All of the people came to the hospital with fever followed by a rash. Some also had severe itching, muscle and joint pain and red eyes. The neurologic symptoms started right away for some people and up to 15 days later for others.
Of the six people who had neurologic problems, two of the people developed acute disseminated encephalomyelitis (ADEM), an attack of swelling of the brain and spinal cord that attacks the myelin, which is the coating around nerve fibers. In both cases, brain scans showed signs of damage to the brain's white matter. Unlike MS, acute disseminated encephalomyelitis usually consists of a single attack that most people recover from within six months. In some cases, the disease can reoccur. Four of the people developed Guillain-Barré syndrome (GBS), a syndrome that involves myelin of the peripheral nervous system and has a previously reported association with the Zika virus.
When they were discharged from the hospital, five of the six people still had problems with motor functioning. One person had vision problems, and one had problems with memory and thinking skills.
Tests showed that the participants all had Zika virus. Tests for dengue and chikungunya were negative.
"This doesn't mean that all people infected with Zika will experience these brain problems. Of those who have nervous system problems, most do not have brain symptoms," said Ferreira. "However, our study may shed light on possible lingering effects the virus may be associated with in the brain."

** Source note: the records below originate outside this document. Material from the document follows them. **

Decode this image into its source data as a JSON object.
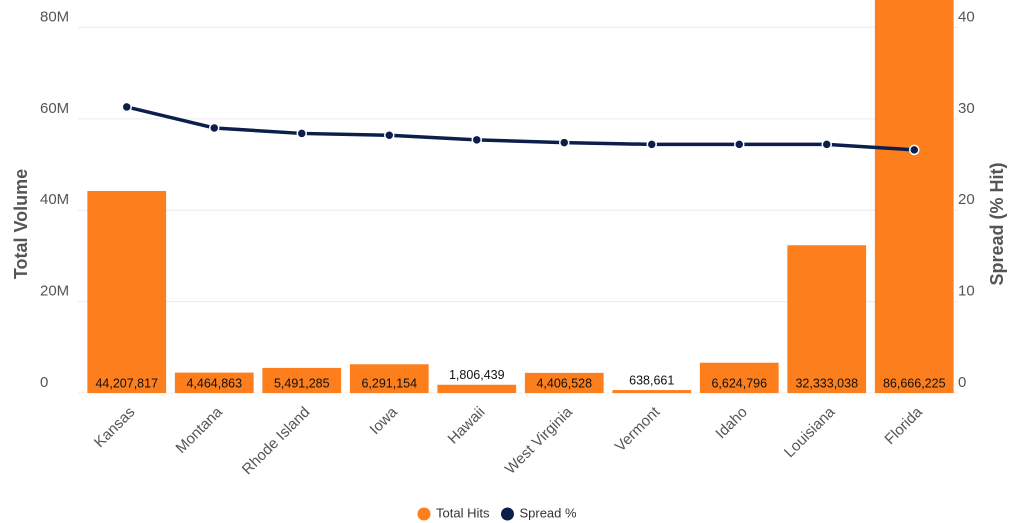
{
  "chart_data": {
    "type": "bar_line",
    "categories": [
      "Kansas",
      "Montana",
      "Rhode Island",
      "Iowa",
      "Hawaii",
      "West Virginia",
      "Vermont",
      "Idaho",
      "Louisiana",
      "Florida"
    ],
    "series": [
      {
        "name": "Total Hits",
        "color": "#fd7e1d",
        "type": "bar",
        "values": [
          44207817,
          4464863,
          5491285,
          6291154,
          1806439,
          4406528,
          638661,
          6624796,
          32333038,
          86666225
        ],
        "value_labels": [
          "44,207,817",
          "4,464,863",
          "5,491,285",
          "6,291,154",
          "1,806,439",
          "4,406,528",
          "638,661",
          "6,624,796",
          "32,333,038",
          "86,666,225"
        ]
      },
      {
        "name": "Spread %",
        "color": "#0c1f4b",
        "type": "line",
        "axis": "y2",
        "values": [
          31.3,
          29.0,
          28.4,
          28.2,
          27.7,
          27.4,
          27.2,
          27.2,
          27.2,
          26.6
        ]
      }
    ],
    "y_label": "Total Volume",
    "y2_label": "Spread (% Hit)",
    "ylim": [
      0,
      86000000
    ],
    "yticks": [
      0,
      {
        "value": 20000000,
        "label": "20M"
      },
      {
        "value": 40000000,
        "label": "40M"
      },
      {
        "value": 60000000,
        "label": "60M"
      },
      {
        "value": 80000000,
        "label": "80M"
      }
    ],
    "y2lim": [
      0,
      43
    ],
    "y2ticks": [
      0,
      10,
      20,
      30,
      40
    ],
    "grid": true,
    "legend": "bottom"
  }
}
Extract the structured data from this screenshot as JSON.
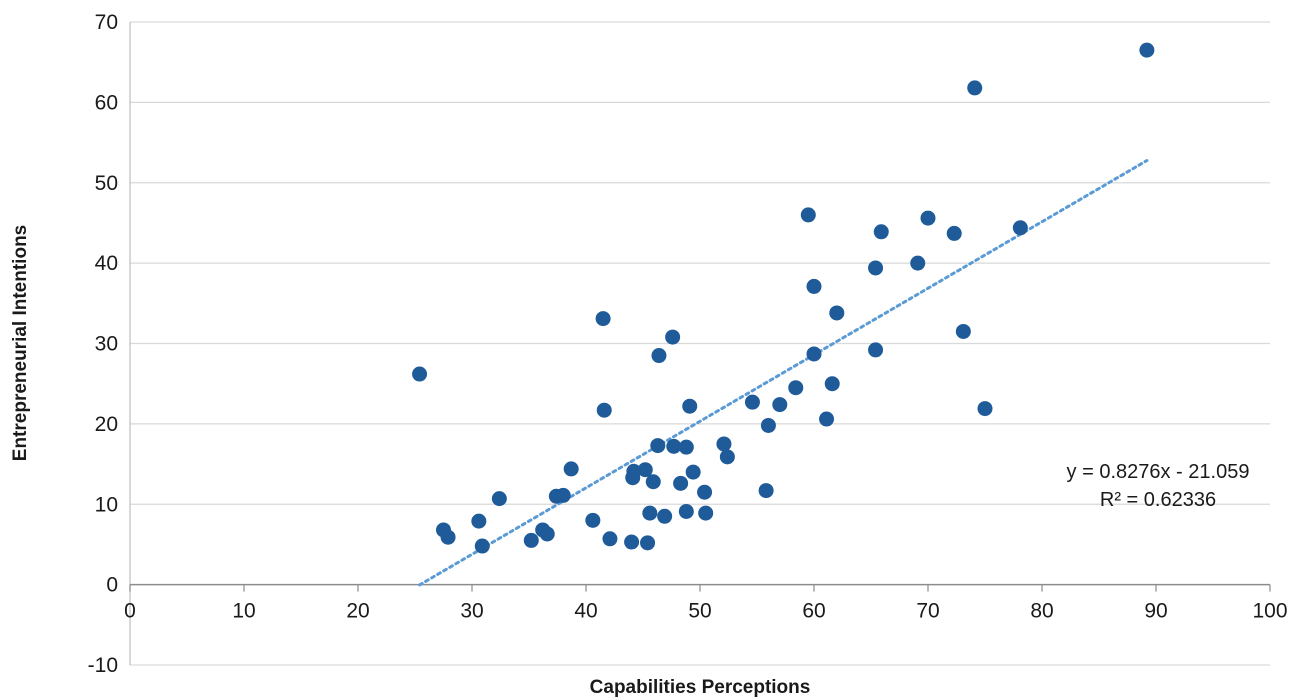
{
  "chart_data": {
    "type": "scatter",
    "xlabel": "Capabilities Perceptions",
    "ylabel": "Entrepreneurial Intentions",
    "xlim": [
      0,
      100
    ],
    "ylim": [
      -10,
      70
    ],
    "xticks": [
      0,
      10,
      20,
      30,
      40,
      50,
      60,
      70,
      80,
      90,
      100
    ],
    "yticks": [
      -10,
      0,
      10,
      20,
      30,
      40,
      50,
      60,
      70
    ],
    "grid": "horizontal",
    "point_color": "#1f5a99",
    "trend_color": "#5b9bd5",
    "trendline": {
      "slope": 0.8276,
      "intercept": -21.059,
      "x_range": [
        25.4,
        89.2
      ],
      "equation_label": "y = 0.8276x - 21.059",
      "r2_label": "R² = 0.62336"
    },
    "points": [
      [
        25.4,
        26.2
      ],
      [
        27.5,
        6.8
      ],
      [
        27.9,
        5.9
      ],
      [
        30.6,
        7.9
      ],
      [
        30.9,
        4.8
      ],
      [
        32.4,
        10.7
      ],
      [
        35.2,
        5.5
      ],
      [
        36.2,
        6.8
      ],
      [
        36.6,
        6.3
      ],
      [
        37.4,
        11.0
      ],
      [
        38.0,
        11.1
      ],
      [
        38.7,
        14.4
      ],
      [
        40.6,
        8.0
      ],
      [
        41.5,
        33.1
      ],
      [
        41.6,
        21.7
      ],
      [
        42.1,
        5.7
      ],
      [
        44.0,
        5.3
      ],
      [
        44.1,
        13.3
      ],
      [
        44.2,
        14.1
      ],
      [
        45.2,
        14.3
      ],
      [
        45.4,
        5.2
      ],
      [
        45.6,
        8.9
      ],
      [
        45.9,
        12.8
      ],
      [
        46.3,
        17.3
      ],
      [
        46.4,
        28.5
      ],
      [
        46.9,
        8.5
      ],
      [
        47.6,
        30.8
      ],
      [
        47.7,
        17.2
      ],
      [
        48.3,
        12.6
      ],
      [
        48.8,
        17.1
      ],
      [
        48.8,
        9.1
      ],
      [
        49.1,
        22.2
      ],
      [
        49.4,
        14.0
      ],
      [
        50.4,
        11.5
      ],
      [
        50.5,
        8.9
      ],
      [
        52.1,
        17.5
      ],
      [
        52.4,
        15.9
      ],
      [
        54.6,
        22.7
      ],
      [
        55.8,
        11.7
      ],
      [
        56.0,
        19.8
      ],
      [
        57.0,
        22.4
      ],
      [
        58.4,
        24.5
      ],
      [
        59.5,
        46.0
      ],
      [
        60.0,
        37.1
      ],
      [
        60.0,
        28.7
      ],
      [
        61.1,
        20.6
      ],
      [
        61.6,
        25.0
      ],
      [
        62.0,
        33.8
      ],
      [
        65.4,
        39.4
      ],
      [
        65.4,
        29.2
      ],
      [
        65.9,
        43.9
      ],
      [
        69.1,
        40.0
      ],
      [
        70.0,
        45.6
      ],
      [
        72.3,
        43.7
      ],
      [
        73.1,
        31.5
      ],
      [
        74.1,
        61.8
      ],
      [
        75.0,
        21.9
      ],
      [
        78.1,
        44.4
      ],
      [
        89.2,
        66.5
      ]
    ]
  }
}
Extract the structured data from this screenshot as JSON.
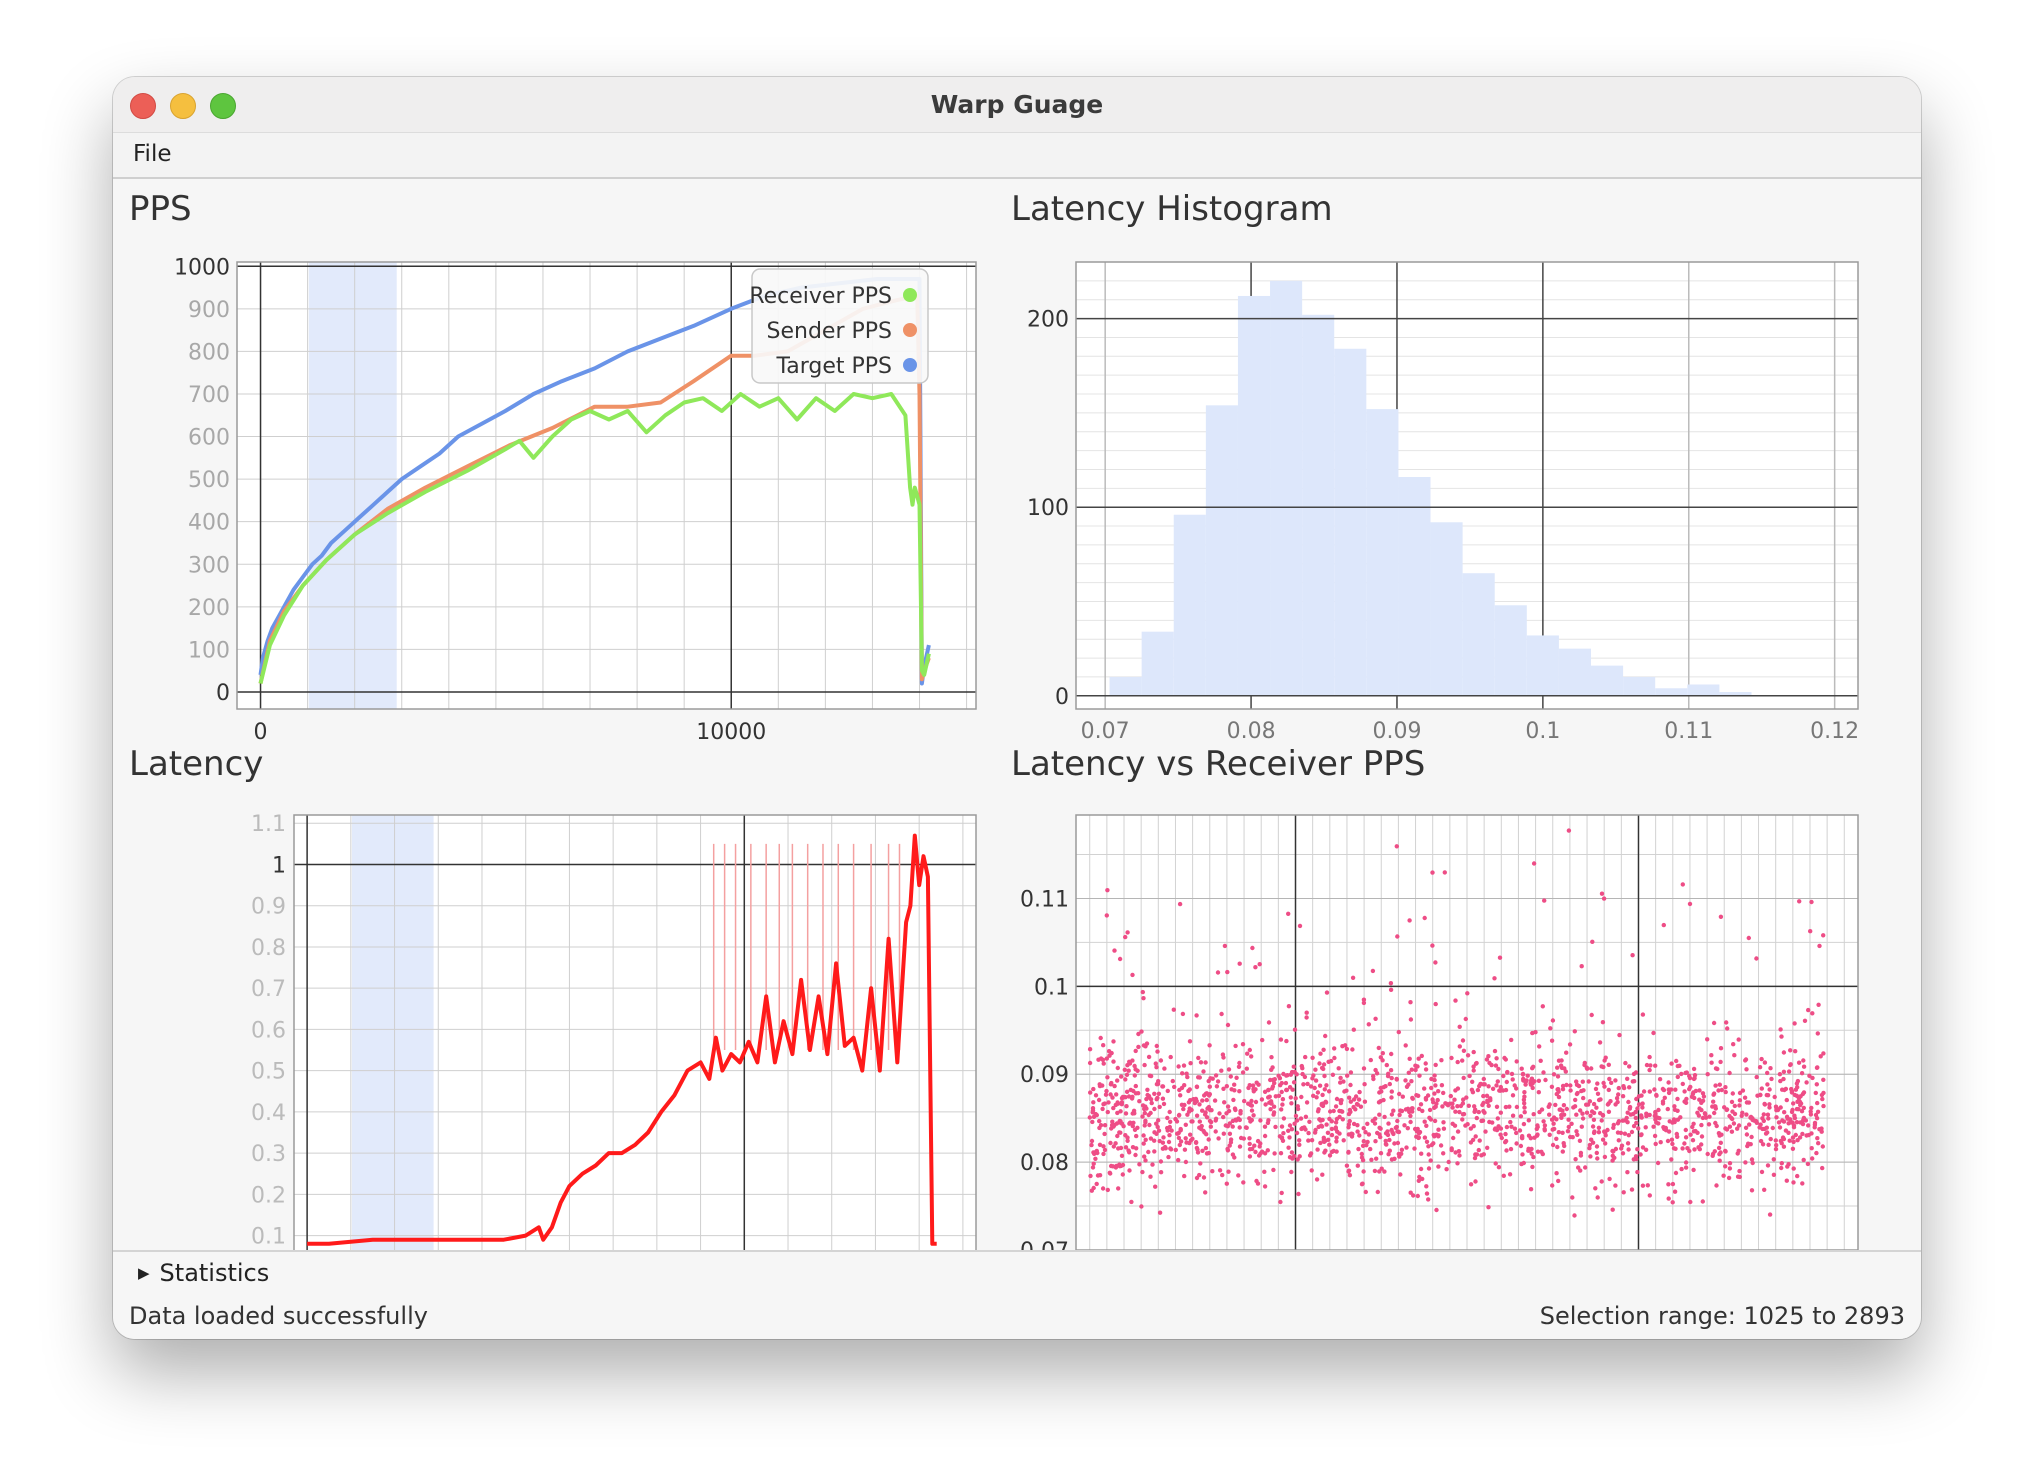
{
  "window": {
    "title": "Warp Guage"
  },
  "menu": {
    "file": "File"
  },
  "statistics": {
    "label": "Statistics"
  },
  "status": {
    "left": "Data loaded successfully",
    "right": "Selection range: 1025 to 2893"
  },
  "colors": {
    "receiver": "#8fe85a",
    "sender": "#ef9166",
    "target": "#6a94e8",
    "latency": "#ff1a1a",
    "scatter": "#ee4d86",
    "histogram": "#dde7fb",
    "selection": "#e2eafb"
  },
  "chart_data": [
    {
      "id": "pps",
      "type": "line",
      "title": "PPS",
      "xlim": [
        -500,
        15200
      ],
      "ylim": [
        -40,
        1010
      ],
      "xticks": [
        {
          "v": 0,
          "label": "0"
        },
        {
          "v": 10000,
          "label": "10000"
        }
      ],
      "yticks": [
        {
          "v": 0,
          "label": "0"
        },
        {
          "v": 100,
          "label": "100"
        },
        {
          "v": 200,
          "label": "200"
        },
        {
          "v": 300,
          "label": "300"
        },
        {
          "v": 400,
          "label": "400"
        },
        {
          "v": 500,
          "label": "500"
        },
        {
          "v": 600,
          "label": "600"
        },
        {
          "v": 700,
          "label": "700"
        },
        {
          "v": 800,
          "label": "800"
        },
        {
          "v": 900,
          "label": "900"
        },
        {
          "v": 1000,
          "label": "1000"
        }
      ],
      "selection": [
        1025,
        2893
      ],
      "legend": {
        "position": "top-right",
        "entries": [
          "Receiver PPS",
          "Sender PPS",
          "Target PPS"
        ]
      },
      "series": [
        {
          "name": "Target PPS",
          "color": "#6a94e8",
          "x": [
            0,
            50,
            150,
            250,
            400,
            550,
            700,
            900,
            1100,
            1300,
            1500,
            1800,
            2100,
            2400,
            2700,
            3000,
            3400,
            3800,
            4200,
            4700,
            5200,
            5800,
            6400,
            7100,
            7800,
            8500,
            9200,
            10000,
            10700,
            11500,
            12300,
            13100,
            13600,
            14000,
            14050,
            14100,
            14200
          ],
          "y": [
            40,
            80,
            120,
            150,
            180,
            210,
            240,
            270,
            300,
            320,
            350,
            380,
            410,
            440,
            470,
            500,
            530,
            560,
            600,
            630,
            660,
            700,
            730,
            760,
            800,
            830,
            860,
            900,
            930,
            950,
            960,
            970,
            970,
            970,
            20,
            60,
            110
          ]
        },
        {
          "name": "Sender PPS",
          "color": "#ef9166",
          "x": [
            0,
            200,
            500,
            900,
            1400,
            2000,
            2700,
            3500,
            4400,
            5300,
            6200,
            7100,
            7800,
            8500,
            9200,
            10000,
            10500,
            11200,
            12000,
            12800,
            13500,
            13950,
            14000,
            14050,
            14100,
            14200
          ],
          "y": [
            20,
            120,
            190,
            250,
            310,
            370,
            430,
            480,
            530,
            580,
            620,
            670,
            670,
            680,
            730,
            790,
            790,
            800,
            850,
            900,
            920,
            930,
            700,
            30,
            50,
            80
          ]
        },
        {
          "name": "Receiver PPS",
          "color": "#8fe85a",
          "x": [
            0,
            200,
            500,
            900,
            1400,
            2000,
            2700,
            3500,
            4400,
            5200,
            5500,
            5800,
            6200,
            6600,
            7000,
            7400,
            7800,
            8200,
            8600,
            9000,
            9400,
            9800,
            10200,
            10600,
            11000,
            11400,
            11800,
            12200,
            12600,
            13000,
            13400,
            13700,
            13800,
            13850,
            13900,
            13950,
            14000,
            14050,
            14100,
            14200
          ],
          "y": [
            20,
            110,
            180,
            250,
            310,
            370,
            420,
            470,
            520,
            570,
            590,
            550,
            600,
            640,
            660,
            640,
            660,
            610,
            650,
            680,
            690,
            660,
            700,
            670,
            690,
            640,
            690,
            660,
            700,
            690,
            700,
            650,
            480,
            440,
            480,
            460,
            440,
            50,
            40,
            90
          ]
        }
      ]
    },
    {
      "id": "histogram",
      "type": "bar",
      "title": "Latency Histogram",
      "xlim": [
        0.068,
        0.1216
      ],
      "ylim": [
        -7,
        230
      ],
      "xticks": [
        {
          "v": 0.07,
          "label": "0.07"
        },
        {
          "v": 0.08,
          "label": "0.08"
        },
        {
          "v": 0.09,
          "label": "0.09"
        },
        {
          "v": 0.1,
          "label": "0.1"
        },
        {
          "v": 0.11,
          "label": "0.11"
        },
        {
          "v": 0.12,
          "label": "0.12"
        }
      ],
      "yticks": [
        {
          "v": 0,
          "label": "0"
        },
        {
          "v": 100,
          "label": "100"
        },
        {
          "v": 200,
          "label": "200"
        }
      ],
      "bin_start": 0.0703,
      "bin_width": 0.0022,
      "values": [
        10,
        34,
        96,
        154,
        212,
        220,
        202,
        184,
        152,
        116,
        92,
        65,
        48,
        32,
        25,
        16,
        10,
        4,
        6,
        2
      ]
    },
    {
      "id": "latency",
      "type": "line",
      "title": "Latency",
      "xlim": [
        -300,
        15300
      ],
      "ylim": [
        0.065,
        1.12
      ],
      "xticks": [
        {
          "v": 0,
          "label": ""
        },
        {
          "v": 10000,
          "label": ""
        }
      ],
      "yticks": [
        {
          "v": 0.1,
          "label": "0.1"
        },
        {
          "v": 0.2,
          "label": "0.2"
        },
        {
          "v": 0.3,
          "label": "0.3"
        },
        {
          "v": 0.4,
          "label": "0.4"
        },
        {
          "v": 0.5,
          "label": "0.5"
        },
        {
          "v": 0.6,
          "label": "0.6"
        },
        {
          "v": 0.7,
          "label": "0.7"
        },
        {
          "v": 0.8,
          "label": "0.8"
        },
        {
          "v": 0.9,
          "label": "0.9"
        },
        {
          "v": 1,
          "label": "1"
        },
        {
          "v": 1.1,
          "label": "1.1"
        }
      ],
      "selection": [
        1025,
        2893
      ],
      "series": [
        {
          "name": "",
          "color": "#ff1a1a",
          "x": [
            0,
            500,
            1000,
            1500,
            2000,
            2500,
            3000,
            3500,
            4000,
            4500,
            5000,
            5300,
            5400,
            5600,
            5800,
            6000,
            6300,
            6600,
            6900,
            7200,
            7500,
            7800,
            8100,
            8400,
            8700,
            9000,
            9200,
            9350,
            9500,
            9700,
            9900,
            10100,
            10300,
            10500,
            10700,
            10900,
            11100,
            11300,
            11500,
            11700,
            11900,
            12100,
            12300,
            12500,
            12700,
            12900,
            13100,
            13300,
            13500,
            13700,
            13800,
            13900,
            14000,
            14100,
            14200,
            14300,
            14400
          ],
          "y": [
            0.08,
            0.08,
            0.085,
            0.09,
            0.09,
            0.09,
            0.09,
            0.09,
            0.09,
            0.09,
            0.1,
            0.12,
            0.09,
            0.12,
            0.18,
            0.22,
            0.25,
            0.27,
            0.3,
            0.3,
            0.32,
            0.35,
            0.4,
            0.44,
            0.5,
            0.52,
            0.48,
            0.58,
            0.5,
            0.54,
            0.52,
            0.57,
            0.52,
            0.68,
            0.52,
            0.62,
            0.54,
            0.72,
            0.55,
            0.68,
            0.54,
            0.76,
            0.56,
            0.58,
            0.5,
            0.7,
            0.5,
            0.82,
            0.52,
            0.86,
            0.9,
            1.07,
            0.95,
            1.02,
            0.97,
            0.08,
            0.08
          ]
        }
      ]
    },
    {
      "id": "latency-vs-pps",
      "type": "scatter",
      "title": "Latency vs Receiver PPS",
      "xlim": [
        -70,
        1070
      ],
      "ylim": [
        0.07,
        0.1195
      ],
      "xticks": [
        {
          "v": 0,
          "label": ""
        },
        {
          "v": 250,
          "label": ""
        },
        {
          "v": 500,
          "label": ""
        },
        {
          "v": 750,
          "label": ""
        },
        {
          "v": 1000,
          "label": ""
        }
      ],
      "yticks": [
        {
          "v": 0.07,
          "label": "0.07"
        },
        {
          "v": 0.08,
          "label": "0.08"
        },
        {
          "v": 0.09,
          "label": "0.09"
        },
        {
          "v": 0.1,
          "label": "0.1"
        },
        {
          "v": 0.11,
          "label": "0.11"
        }
      ],
      "x_range": [
        -50,
        1020
      ],
      "y_mean": 0.0855,
      "y_spread": 0.0105,
      "point_count": 1900
    }
  ]
}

"At present, it does not seem that ADEM cases are occurring at a similarly high incidence of the GBS cases, but these findings from Brazil suggest that clinicians should be vigilant for the possible occurrence of ADEM and other immune-mediated illnesses of the central nervous system," said James Sejvar, MD, with the Centers for Disease Control and Prevention in Atlanta and a member of the American Academy of Neurology. "Of course, the remaining question is 'why'-why does Zika virus appear to have this strong association with GBS and potentially other immune/inflammatory diseases of the nervous system? Hopefully, ongoing investigations of Zika virus and immune-mediated neurologic disease will shed additional light on this important question."
The study will be presented at the American Academy of Neurology's 68th Annual Meeting in Vancouver, Canada, April 15 to 21, 2016.